When I glance up, my mother fixes me with her glare. “Are you listening to me, Sabrina?” She’s well aware that I’ve tuned her out and is not happy about it.

Folding my hands in my lap, I straighten. “I’m so sorry, Mom. I was thinking about what I need to study when I get back to my room today. I have a big test tomorrow in my Media Usage in Campaign Strategies class.” That should buy me a little lenience.

Total lie, but I’ll chalk it up as something I mention next time I go to confession. It’s been a few months...I’m due.

“As I was saying...” My mother places her knife and fork on her nearly full plate. God forbid any of us actually eat more than a few bites of the food we’re served. She pushes the plate away, before continuing, “There is a photo op I will need you for Thursday night in the city. I’ve switched stylists again, and the new one, Carolina, will have everything ready for you. I need you to stop by Tuesday morning for the fitting.”

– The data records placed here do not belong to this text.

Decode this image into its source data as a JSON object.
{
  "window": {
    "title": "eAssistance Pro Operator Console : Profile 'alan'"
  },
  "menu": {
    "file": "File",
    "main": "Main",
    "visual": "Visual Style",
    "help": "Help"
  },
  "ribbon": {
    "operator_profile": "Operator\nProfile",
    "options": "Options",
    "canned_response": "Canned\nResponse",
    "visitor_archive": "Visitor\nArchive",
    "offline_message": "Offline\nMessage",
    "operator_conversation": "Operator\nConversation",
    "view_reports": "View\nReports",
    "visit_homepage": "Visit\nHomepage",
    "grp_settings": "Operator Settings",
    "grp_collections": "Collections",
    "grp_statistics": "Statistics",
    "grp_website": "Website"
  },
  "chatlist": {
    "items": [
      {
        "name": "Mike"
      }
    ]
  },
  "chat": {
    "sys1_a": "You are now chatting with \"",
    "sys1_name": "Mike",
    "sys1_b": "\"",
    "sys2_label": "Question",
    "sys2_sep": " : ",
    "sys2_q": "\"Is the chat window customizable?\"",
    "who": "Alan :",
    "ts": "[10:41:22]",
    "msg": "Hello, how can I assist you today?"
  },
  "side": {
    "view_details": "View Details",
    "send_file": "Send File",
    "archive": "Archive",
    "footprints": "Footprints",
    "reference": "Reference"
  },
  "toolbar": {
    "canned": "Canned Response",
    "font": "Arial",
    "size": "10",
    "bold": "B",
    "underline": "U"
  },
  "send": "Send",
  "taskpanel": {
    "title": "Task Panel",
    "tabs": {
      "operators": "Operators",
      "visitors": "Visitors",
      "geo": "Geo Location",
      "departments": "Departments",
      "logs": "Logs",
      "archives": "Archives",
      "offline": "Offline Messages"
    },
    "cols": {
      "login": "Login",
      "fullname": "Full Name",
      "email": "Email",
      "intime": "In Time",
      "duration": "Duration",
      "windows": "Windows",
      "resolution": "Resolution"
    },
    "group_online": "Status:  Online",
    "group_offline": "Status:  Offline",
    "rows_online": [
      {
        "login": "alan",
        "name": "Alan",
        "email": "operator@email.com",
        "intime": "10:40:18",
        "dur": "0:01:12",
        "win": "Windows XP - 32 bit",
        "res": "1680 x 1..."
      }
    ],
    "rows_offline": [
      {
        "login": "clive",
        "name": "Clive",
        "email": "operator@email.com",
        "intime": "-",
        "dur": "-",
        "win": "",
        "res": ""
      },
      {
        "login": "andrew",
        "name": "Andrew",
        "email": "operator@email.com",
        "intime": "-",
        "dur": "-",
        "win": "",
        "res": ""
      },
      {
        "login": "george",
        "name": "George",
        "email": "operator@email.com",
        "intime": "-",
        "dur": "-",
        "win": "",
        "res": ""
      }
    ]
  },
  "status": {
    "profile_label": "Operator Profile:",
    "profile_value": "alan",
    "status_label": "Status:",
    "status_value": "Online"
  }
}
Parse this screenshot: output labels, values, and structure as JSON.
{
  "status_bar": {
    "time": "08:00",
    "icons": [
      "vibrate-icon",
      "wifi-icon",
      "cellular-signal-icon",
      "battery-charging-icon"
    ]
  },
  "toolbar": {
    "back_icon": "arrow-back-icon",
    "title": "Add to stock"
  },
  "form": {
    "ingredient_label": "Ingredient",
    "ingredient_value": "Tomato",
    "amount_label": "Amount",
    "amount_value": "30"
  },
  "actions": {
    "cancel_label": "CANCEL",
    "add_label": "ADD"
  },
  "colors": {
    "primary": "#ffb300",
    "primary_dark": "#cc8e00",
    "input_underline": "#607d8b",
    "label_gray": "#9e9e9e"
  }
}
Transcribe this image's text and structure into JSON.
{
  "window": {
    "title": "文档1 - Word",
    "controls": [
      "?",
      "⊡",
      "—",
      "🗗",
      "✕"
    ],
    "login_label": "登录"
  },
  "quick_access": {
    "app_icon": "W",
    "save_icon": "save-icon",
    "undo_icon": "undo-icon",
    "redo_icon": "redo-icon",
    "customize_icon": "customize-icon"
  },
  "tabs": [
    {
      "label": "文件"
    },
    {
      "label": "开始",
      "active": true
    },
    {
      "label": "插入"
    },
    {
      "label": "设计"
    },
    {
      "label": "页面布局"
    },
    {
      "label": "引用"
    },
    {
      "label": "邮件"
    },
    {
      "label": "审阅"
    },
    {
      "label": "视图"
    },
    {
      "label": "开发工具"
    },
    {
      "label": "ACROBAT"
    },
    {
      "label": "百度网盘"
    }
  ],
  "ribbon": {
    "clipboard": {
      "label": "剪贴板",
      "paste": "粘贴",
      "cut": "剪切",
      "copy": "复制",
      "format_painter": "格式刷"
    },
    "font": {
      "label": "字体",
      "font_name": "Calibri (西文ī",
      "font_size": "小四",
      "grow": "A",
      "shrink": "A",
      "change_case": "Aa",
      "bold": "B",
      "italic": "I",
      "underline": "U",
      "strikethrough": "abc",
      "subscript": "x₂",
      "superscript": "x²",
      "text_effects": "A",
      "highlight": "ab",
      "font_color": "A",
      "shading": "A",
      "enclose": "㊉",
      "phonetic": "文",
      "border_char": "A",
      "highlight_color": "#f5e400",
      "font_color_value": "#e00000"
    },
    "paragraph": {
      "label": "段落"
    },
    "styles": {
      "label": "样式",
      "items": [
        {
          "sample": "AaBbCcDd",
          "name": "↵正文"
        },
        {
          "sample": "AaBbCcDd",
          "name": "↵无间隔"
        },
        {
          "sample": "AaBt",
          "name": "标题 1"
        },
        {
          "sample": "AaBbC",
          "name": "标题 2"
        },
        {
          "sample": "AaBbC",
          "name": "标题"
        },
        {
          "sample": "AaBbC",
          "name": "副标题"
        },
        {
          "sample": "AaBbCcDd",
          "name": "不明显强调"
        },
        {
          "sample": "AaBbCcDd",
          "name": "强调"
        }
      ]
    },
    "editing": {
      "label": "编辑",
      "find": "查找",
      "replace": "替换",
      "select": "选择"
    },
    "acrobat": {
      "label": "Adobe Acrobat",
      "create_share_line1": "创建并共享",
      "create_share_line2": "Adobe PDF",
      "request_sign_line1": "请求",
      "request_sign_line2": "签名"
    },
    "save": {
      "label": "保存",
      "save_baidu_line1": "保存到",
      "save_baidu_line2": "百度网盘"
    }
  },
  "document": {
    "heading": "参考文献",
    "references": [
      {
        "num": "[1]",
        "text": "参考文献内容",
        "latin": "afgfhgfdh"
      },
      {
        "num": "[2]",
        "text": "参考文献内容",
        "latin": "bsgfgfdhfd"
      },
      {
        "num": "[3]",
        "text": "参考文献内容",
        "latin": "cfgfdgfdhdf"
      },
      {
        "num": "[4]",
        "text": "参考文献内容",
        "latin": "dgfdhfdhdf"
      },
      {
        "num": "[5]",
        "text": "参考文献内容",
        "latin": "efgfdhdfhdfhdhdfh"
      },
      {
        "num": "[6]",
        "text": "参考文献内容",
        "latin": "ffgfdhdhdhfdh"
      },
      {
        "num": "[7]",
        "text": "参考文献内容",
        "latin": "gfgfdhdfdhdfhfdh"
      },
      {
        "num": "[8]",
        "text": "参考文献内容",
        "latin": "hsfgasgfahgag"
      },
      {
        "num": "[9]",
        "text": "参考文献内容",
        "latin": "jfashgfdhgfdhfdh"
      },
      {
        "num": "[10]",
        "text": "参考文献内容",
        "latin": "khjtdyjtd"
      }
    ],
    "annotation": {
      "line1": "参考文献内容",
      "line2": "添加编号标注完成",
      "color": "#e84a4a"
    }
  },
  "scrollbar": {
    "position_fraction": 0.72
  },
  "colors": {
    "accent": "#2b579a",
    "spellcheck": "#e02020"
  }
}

My head jerks back to her. “Mom, I have class until ten on Tuesday and then again at twelve thirty.”

“Perfect. You can run home in between.” She signals the waiter.

Just what I want to spend my free time doing. I need to find time to talk to Murphy, not to run home and get fitted for clothes I’d never pick myself.

Grabbing her black AMEX out of her wallet, she hands it to the waiter, never once making eye contact. “Your father’s big fundraiser is in a few weeks, and I expect you to be there. And if you could manage to bring a suitable plus one, that would be best, dear. We can’t have the voters thinking you’re a lesbian.” Picking up her phone, she starts scrolling through messages like she didn’t just say that to her daughter.

What. The. Actual. Fuck?

“No, Mother, we can’t have that.” If she can hear the sarcasm in my tone, she doesn’t acknowledge it. But Penny and I smile at each other.

“Am I going to the fundraiser this year, Mom?” Penny is eleven and doesn’t have to attend most of the functions I do.

Never looking up from her phone, she answers, “No, Penelope. You will be staying home with Nanny for the night.”